The burden was upon the plaintiff to show that the use by the defendant of the trade name “Cleo Cola” was calculated to deceive ordinary purchasers and to create confusion in the trade. Kann v. Diamond Steel Co., 8 Cir.,
There was also introduced by the plaintiff the evidence of numerous housewives, who testified that they had been shown bottles of the defendant’s beverage on which were displayed the defendant’s trade name, and had been asked whether *419 they had any thought as to who made the product, and that they had said, “the Coca-Cola Company” or “Coca-Cola people” or “Coca-Cola”. It is true that, at the trial, on cross-examination, many of them indicated that their confusion had resulted from the use of the word “Cola” in the defendant’s trade name. They admitted the obvious distinction between the words “Cleo” and “Coca”, and none testified that they had actually been deceived into purchasing Cleo Cola for Coca-Cola. Nevertheless, we think that this evidence was competent and relevant. It bore upon the issue whether the trade name “Cleo Cola”, when dressed in substantially the same raiment as the trade-mark “Coca-Cola”, was, or was likely to be, deceptive and confusing.

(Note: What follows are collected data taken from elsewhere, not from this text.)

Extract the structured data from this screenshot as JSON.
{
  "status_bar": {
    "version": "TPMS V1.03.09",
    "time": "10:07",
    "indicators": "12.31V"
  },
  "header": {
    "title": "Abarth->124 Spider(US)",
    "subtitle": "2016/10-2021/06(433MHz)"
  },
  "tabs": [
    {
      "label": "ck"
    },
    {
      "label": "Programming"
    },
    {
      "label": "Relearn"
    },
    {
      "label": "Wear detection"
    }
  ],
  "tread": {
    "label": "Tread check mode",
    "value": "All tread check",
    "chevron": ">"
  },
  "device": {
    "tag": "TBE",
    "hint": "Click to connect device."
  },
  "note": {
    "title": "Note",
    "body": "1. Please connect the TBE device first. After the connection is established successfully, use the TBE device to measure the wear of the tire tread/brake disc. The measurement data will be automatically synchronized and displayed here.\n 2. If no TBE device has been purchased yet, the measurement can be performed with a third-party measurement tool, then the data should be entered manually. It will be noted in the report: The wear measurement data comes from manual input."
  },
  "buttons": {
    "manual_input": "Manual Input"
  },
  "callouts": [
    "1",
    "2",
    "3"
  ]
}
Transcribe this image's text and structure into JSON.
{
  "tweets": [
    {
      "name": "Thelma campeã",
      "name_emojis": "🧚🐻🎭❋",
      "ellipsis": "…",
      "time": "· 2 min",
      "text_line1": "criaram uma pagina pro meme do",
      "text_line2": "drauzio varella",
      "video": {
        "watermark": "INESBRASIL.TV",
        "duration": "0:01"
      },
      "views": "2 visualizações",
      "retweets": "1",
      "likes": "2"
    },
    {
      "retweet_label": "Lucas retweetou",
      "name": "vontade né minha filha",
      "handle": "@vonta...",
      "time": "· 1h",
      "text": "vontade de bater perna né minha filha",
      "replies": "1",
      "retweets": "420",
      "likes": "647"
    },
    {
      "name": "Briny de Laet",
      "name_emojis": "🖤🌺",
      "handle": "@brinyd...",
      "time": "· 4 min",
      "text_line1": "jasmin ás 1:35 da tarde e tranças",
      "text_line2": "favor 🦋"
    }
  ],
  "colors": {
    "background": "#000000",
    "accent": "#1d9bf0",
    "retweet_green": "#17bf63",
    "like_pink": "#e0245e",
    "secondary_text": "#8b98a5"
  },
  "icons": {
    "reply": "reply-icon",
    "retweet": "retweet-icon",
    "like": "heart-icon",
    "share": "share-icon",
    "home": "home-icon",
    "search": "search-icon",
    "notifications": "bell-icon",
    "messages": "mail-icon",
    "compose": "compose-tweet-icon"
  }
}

We think that the District Court was justified in concluding that the trade name “Cleo Cola” as presently made up and used by the defendant is deceptively similar to the trade-mark “Coca-Cola”, and that the deceptive similarity was deliberately brought about by the defendant. Men reasonably may be presumed to intend the natural consequences of their acts. This case is closely analogous to that of My-T Fine Corporation v. Samuels, 2 Cir.,
It is a fair inference here, as it was in the case of My-T Finé Corporation v. Samuels, supra, that the defendant copied the make-up of the plaintiff’s trade-mark as far as it dared, and further than it should have dared, and that it did this in order to divert customers from the plaintiff. This is an additional reason why such dissimilarities as there are between the name “Cleo Cola” and the trade-mark “Coca-Cola” did not require a finding by the District Court that the defendant’s trade name was not deceptively similar to the plaintiff’s trade-mark, and why the finding of infringement should be sustained.
The decree appealed from is affirmed.